Pujols says he could avoid surgery for rest of career

JUPITER, Fla. -- Albert Pujols is confident he can make it through another season, and maybe even the rest of his career, without needing reconstructive surgery on the elbow that's hampered him off and on since 2003.

The St. Louis Cardinals will do their part to keep their star in the lineup with plenty of rest. They're easing him into the season, too. Pujols played in his 10th spring game on Wednesday, with five games off.

"I can go the year and I don't have to be concerned about it because I took enough rest," Pujols said. "The last couple of years I haven't taken enough rest.

"It's just something I need to play by ear, and so far it feels good."

Pujols first injured his elbow in 2003, when he was an outfielder and stayed in the lineup by promising manager Tony La Russa he would not cut loose on throws. He got around the problem then by flipping the ball to shortstop Edgar Renteria in a relay system that helped to avoid blowing out a strained ligament.

The risk is probably greater now, several years of wear and tear down the road.

Team physician Dr. George Paletta provided details of Pujols' injury for the first time last week, disclosing that the superstar has a high-grade tear of the ulnar collateral ligament along with bone spurs, inflammation and arthritis in the joint. At some point, Paletta said, surgery that would sideline Pujols for an estimated eight months may be required.

But not yet.

Pujols remains the big bat in the Cardinals' lineup, hammering his fourth homer in only 27 spring at-bats on Wednesday off the Marlins' Gaby Hernandez. He's batting .370.

"I'm seeing the ball really good and I feel real good at the plate," Pujols said. "Obviously, it's the hard work I put in before the game and on my days off."

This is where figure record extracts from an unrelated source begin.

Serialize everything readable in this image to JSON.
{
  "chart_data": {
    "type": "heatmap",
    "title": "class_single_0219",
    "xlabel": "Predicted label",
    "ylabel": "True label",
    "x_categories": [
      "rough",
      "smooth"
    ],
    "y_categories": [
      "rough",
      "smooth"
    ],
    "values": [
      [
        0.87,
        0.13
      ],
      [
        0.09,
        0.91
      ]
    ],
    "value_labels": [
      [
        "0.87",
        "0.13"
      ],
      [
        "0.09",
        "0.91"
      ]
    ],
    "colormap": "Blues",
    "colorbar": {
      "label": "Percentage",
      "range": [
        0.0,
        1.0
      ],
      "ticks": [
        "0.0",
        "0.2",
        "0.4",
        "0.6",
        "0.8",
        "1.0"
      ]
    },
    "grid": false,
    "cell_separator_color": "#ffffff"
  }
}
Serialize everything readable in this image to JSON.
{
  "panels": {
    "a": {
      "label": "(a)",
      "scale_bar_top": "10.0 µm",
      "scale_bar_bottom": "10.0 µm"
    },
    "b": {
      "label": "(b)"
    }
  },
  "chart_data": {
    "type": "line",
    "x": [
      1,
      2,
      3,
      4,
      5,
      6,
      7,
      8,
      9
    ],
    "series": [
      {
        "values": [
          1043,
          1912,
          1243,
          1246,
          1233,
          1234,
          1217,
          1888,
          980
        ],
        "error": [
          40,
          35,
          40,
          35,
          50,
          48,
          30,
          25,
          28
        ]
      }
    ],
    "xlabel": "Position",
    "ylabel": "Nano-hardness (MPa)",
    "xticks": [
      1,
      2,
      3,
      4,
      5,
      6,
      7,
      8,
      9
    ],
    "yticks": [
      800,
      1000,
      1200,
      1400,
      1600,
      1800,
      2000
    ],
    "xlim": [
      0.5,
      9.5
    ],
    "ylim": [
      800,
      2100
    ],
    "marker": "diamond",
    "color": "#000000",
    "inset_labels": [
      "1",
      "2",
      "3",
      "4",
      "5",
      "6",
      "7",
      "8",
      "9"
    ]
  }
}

When Paletta's diagnosis became news last week, Pujols was shocked when friends called to ask if he was OK. He briefly wondered if the Cardinals were withholding information from him.

His conclusion: slow news day.

"I guess there weren't enough highlights," he said. "You know how it is, sometimes people when they want to make the story they do whatever they want."

Even so, La Russa worries that Pujols could blow out the elbow with one off-balance swing.

"I only know what the doctors say," La Russa said. "He's played seasons where he didn't take that swing. He has an issue in there and if something crazy happens, it may pop up. Go after a pitch and all of a sudden something funny happens, your foot slips, whatever."

Pujols has altered his weightlifting program to put less stress on the elbow, a switch that has not made a dent in his power. He vows not to get cheated at the plate.

"I'm taking the same swings I've always taken, with the same approach and the same energy," Pujols said. "Injuries, that's something you can't control, and if it's going to happen it's going to happen."

Pujols is fond of saying that perhaps a month into the season, no one is truly healthy.

"You play 162 games and you travel every three days, you sleep in different beds every three days, and you play night games and day games and it's tough," he said. "Your body needs to get used to all that and people don't understand that and say 'Oh, you can't stay healthy.'

"I've said before, if there's anybody in this game that plays 100 percent healthy the whole year, he's lying. My mind tells me that I'm 100 percent but my body doesn't, and that's the way it is."